Prague, 19 September 1996 (RFE/RL) - Czech President Vaclav Havel today will become the first non-Latin American president to address the Latin American Parliament in the Brazilian city of Sao Paulo.
The Czech president is on a two-week tour of Latin America, which, in addition to Brazil, will take him to Chile, Uruguay and Argentina.
Earlier this week, on arrival in the capital Brasilia, Havel told Brazilian President Fernand Henrique Cardos that the Czech Republic wants to create closer ties with South America in economic and cultural fields.
Venezuela's ambassador to the Czech Republic, German Carrera Damas, told RFE/RL, that Havel's trip to Latin America is important, and not only because he is the president of a country.
"He's a humanist and we admire him very much as an intellectual, not just a politician," he said.
Damas said Havel is "trying to teach people that not only the economic values are important, also the moral and ethical values are important and (especially so) for a country that is trying to change its way of life."
Like Havel, Damas is an accomplished writer, having published many books on the history of Latin American countries. But he says, "they are not as important as President Havel's."

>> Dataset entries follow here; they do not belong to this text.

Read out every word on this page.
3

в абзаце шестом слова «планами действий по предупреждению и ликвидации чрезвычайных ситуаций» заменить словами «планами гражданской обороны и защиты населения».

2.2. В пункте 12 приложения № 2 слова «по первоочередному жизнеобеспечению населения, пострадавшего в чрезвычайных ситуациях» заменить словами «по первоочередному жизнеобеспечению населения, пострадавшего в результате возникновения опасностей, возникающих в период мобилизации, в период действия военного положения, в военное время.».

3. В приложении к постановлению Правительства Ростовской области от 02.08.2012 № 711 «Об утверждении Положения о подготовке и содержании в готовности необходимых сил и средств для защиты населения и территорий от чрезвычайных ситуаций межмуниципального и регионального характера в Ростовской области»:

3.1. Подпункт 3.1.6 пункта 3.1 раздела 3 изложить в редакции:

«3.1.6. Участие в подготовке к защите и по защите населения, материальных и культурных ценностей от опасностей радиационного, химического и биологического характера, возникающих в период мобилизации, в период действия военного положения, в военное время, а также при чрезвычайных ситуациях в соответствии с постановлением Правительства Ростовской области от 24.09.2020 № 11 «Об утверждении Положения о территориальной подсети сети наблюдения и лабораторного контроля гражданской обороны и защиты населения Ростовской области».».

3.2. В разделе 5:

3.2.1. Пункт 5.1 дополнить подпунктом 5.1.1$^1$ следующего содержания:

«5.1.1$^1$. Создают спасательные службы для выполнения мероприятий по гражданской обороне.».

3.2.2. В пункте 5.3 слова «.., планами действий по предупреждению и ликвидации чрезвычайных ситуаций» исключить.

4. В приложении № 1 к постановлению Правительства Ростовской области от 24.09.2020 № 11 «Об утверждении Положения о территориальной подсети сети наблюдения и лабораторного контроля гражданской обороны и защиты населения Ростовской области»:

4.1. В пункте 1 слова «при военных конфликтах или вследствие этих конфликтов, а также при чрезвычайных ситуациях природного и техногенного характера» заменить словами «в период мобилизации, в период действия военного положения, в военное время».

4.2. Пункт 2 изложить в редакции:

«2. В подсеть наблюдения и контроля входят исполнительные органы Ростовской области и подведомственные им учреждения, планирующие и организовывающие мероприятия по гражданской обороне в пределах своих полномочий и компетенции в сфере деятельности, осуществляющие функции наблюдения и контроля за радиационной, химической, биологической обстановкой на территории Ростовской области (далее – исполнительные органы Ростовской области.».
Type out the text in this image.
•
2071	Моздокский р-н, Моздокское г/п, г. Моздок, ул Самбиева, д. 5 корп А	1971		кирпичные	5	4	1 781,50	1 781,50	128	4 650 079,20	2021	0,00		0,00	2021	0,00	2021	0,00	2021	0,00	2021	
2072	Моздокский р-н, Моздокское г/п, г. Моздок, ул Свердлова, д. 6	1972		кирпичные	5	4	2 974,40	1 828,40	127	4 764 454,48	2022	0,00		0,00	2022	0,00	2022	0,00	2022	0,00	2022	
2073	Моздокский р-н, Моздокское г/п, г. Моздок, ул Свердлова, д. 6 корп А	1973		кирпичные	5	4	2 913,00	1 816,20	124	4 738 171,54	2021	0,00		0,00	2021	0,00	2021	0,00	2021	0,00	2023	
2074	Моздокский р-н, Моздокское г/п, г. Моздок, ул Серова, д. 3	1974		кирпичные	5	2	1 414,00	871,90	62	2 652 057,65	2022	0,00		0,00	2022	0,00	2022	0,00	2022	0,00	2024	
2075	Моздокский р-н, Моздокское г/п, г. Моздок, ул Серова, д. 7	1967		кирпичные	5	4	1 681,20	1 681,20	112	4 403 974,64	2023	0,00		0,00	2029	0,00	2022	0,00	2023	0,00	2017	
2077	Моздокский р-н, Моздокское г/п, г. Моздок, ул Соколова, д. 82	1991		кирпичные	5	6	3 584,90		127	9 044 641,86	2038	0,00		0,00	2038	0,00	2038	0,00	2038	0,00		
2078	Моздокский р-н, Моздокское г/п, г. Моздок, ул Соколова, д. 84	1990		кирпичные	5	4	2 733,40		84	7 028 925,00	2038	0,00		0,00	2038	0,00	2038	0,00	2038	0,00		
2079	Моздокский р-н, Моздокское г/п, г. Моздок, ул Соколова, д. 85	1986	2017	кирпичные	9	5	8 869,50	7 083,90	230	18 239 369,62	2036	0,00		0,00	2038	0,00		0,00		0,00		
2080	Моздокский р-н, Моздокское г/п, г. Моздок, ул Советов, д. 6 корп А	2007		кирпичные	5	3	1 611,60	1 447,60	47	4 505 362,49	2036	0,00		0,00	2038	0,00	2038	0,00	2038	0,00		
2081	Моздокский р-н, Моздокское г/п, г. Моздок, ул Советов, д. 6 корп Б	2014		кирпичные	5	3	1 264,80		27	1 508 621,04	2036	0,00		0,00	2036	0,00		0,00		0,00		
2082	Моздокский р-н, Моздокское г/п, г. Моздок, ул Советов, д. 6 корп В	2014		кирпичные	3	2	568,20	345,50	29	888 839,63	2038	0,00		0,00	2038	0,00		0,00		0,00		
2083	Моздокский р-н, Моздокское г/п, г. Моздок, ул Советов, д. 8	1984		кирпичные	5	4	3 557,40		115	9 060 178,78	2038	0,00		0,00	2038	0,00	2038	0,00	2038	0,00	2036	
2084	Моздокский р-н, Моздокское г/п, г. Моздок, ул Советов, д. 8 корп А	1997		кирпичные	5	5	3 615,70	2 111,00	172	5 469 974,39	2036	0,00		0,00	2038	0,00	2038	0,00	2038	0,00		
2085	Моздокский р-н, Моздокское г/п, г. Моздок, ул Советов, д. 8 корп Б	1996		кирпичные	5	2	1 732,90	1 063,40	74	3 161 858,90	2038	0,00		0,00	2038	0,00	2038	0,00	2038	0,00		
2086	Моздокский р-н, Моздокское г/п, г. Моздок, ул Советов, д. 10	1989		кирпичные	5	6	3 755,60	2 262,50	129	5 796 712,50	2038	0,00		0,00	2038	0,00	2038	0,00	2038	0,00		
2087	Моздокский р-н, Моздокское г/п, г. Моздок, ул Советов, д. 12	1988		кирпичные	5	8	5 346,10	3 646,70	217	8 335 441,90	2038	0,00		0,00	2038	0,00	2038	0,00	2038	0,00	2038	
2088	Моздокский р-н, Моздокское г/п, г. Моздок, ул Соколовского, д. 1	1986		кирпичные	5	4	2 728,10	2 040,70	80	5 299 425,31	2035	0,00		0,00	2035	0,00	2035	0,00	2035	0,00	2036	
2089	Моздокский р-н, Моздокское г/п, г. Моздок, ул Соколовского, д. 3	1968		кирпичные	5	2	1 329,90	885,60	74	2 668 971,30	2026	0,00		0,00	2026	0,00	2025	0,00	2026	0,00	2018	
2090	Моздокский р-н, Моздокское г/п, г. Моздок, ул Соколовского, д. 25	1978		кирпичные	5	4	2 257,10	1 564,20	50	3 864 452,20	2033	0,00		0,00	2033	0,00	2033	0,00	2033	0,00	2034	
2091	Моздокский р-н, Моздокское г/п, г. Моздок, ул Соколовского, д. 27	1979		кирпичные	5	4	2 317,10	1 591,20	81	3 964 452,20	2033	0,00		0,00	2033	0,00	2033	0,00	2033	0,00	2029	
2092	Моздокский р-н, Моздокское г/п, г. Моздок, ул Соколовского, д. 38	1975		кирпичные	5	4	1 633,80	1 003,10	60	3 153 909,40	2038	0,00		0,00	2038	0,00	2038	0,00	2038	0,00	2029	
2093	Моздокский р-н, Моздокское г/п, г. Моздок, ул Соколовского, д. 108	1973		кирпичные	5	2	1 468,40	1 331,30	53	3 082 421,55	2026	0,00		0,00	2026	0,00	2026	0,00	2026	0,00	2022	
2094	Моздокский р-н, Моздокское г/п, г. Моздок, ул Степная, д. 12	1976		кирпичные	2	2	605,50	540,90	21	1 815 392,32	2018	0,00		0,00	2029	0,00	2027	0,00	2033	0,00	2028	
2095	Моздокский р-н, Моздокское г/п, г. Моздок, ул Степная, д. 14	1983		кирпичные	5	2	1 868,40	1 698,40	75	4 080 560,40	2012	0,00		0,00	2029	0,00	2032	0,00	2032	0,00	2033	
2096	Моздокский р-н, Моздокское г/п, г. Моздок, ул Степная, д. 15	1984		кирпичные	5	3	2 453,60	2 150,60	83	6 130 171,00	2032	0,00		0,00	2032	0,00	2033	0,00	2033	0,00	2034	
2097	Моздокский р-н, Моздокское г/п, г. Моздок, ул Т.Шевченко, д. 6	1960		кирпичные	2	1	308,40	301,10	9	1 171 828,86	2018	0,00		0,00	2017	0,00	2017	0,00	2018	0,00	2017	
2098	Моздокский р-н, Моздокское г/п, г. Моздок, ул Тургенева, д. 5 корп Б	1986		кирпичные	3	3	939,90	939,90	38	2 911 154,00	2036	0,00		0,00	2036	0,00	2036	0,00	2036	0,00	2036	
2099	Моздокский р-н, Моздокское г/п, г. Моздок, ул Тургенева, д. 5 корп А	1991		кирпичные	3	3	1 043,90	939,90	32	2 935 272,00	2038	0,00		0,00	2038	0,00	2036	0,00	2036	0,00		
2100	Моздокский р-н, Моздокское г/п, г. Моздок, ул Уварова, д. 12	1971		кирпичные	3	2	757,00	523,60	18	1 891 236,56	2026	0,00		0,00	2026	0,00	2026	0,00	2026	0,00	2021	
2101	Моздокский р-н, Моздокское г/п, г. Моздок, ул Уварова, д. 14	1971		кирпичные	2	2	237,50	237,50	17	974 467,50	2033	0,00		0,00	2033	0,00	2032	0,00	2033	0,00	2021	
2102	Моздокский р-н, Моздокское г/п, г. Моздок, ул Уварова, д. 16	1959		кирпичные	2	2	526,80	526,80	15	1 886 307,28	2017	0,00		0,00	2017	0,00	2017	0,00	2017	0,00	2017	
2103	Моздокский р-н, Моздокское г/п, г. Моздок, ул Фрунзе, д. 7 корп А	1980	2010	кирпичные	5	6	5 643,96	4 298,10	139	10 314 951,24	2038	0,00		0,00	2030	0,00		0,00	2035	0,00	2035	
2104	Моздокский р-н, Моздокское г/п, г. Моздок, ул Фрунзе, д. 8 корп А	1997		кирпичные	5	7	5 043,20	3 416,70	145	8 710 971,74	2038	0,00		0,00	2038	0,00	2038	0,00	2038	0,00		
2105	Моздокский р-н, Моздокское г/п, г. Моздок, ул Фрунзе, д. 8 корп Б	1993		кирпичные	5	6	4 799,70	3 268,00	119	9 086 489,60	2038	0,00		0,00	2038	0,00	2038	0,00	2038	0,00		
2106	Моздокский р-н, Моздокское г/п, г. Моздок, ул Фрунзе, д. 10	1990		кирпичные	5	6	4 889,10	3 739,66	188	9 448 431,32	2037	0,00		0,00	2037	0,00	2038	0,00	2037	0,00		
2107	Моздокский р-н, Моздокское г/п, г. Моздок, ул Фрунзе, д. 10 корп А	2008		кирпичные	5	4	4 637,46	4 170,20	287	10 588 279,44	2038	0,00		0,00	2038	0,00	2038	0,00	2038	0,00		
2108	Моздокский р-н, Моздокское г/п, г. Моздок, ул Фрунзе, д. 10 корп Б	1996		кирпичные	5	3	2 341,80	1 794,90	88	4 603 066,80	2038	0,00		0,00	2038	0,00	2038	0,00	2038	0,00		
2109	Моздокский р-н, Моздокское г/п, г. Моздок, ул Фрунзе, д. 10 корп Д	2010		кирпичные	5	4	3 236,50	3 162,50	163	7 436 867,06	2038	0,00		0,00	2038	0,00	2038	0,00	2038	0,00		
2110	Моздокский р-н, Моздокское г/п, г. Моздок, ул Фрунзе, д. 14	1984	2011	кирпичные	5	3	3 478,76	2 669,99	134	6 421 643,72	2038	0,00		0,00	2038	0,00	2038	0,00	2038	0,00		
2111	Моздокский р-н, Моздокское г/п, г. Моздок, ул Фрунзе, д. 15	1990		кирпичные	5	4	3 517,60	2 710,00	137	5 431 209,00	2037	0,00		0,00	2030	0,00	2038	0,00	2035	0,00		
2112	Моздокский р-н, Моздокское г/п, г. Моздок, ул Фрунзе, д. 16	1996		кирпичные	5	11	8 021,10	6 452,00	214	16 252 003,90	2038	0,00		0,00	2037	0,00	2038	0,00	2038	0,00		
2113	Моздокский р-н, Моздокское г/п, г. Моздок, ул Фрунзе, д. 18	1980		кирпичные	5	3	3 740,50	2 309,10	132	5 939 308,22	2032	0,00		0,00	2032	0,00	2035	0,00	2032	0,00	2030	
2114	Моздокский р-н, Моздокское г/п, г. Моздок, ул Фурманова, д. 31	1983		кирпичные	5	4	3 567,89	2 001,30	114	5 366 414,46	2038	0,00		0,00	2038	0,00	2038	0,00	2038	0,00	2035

The Venezuelan embassy in Prague has taken the lead in trying to establish a Czech-Latin American center in the city. Damas said the cultural center is an effort to promote personal contact between representatives of Latin American countries and the Czech Republic.
"There is a need for personal contacts. That's very important, to see how people live, how societies function. It's not just about information," Damas said.
Dinorah Frometa Lorenz, a cultural attache at the Venezuelan embassy, has been in charge of developing the center. Lorenz said the center will open next month at its temporary headquarters at the Academy of Sciences in Prague. Eventually, the center is to have a permanent site in the city.
"There's a lot of interest in Latin America, in everything to do with Latin America (in the Czech Republic)," Lorenz said.
Raul Soroza, an Ecuadorian journalist based in Prague and one of the center's organizers, said Czechs and Latin Americans have a lot of misconceptions about one another.
"People in our country still believe this is Czechoslovakia and is communist and that's not the truth and it's the same here. Not all Colombians are drug dealers and drug barons and we must teach that. They don't know we have Nobel Prize winners," he said.
The center will provide a place where Czechs and Latinos can meet, exchange viewpoints on culture and business and gain a truer image of their respective countries. He said the center could also provide a spark for the formation of joint-venture projects between Czech and Latin American businesses.
The center would organize trips to schools, where speakers would talk to students about particular Latin American countries. Theater groups, authors and experts will be brought to the center to interact with Czechs.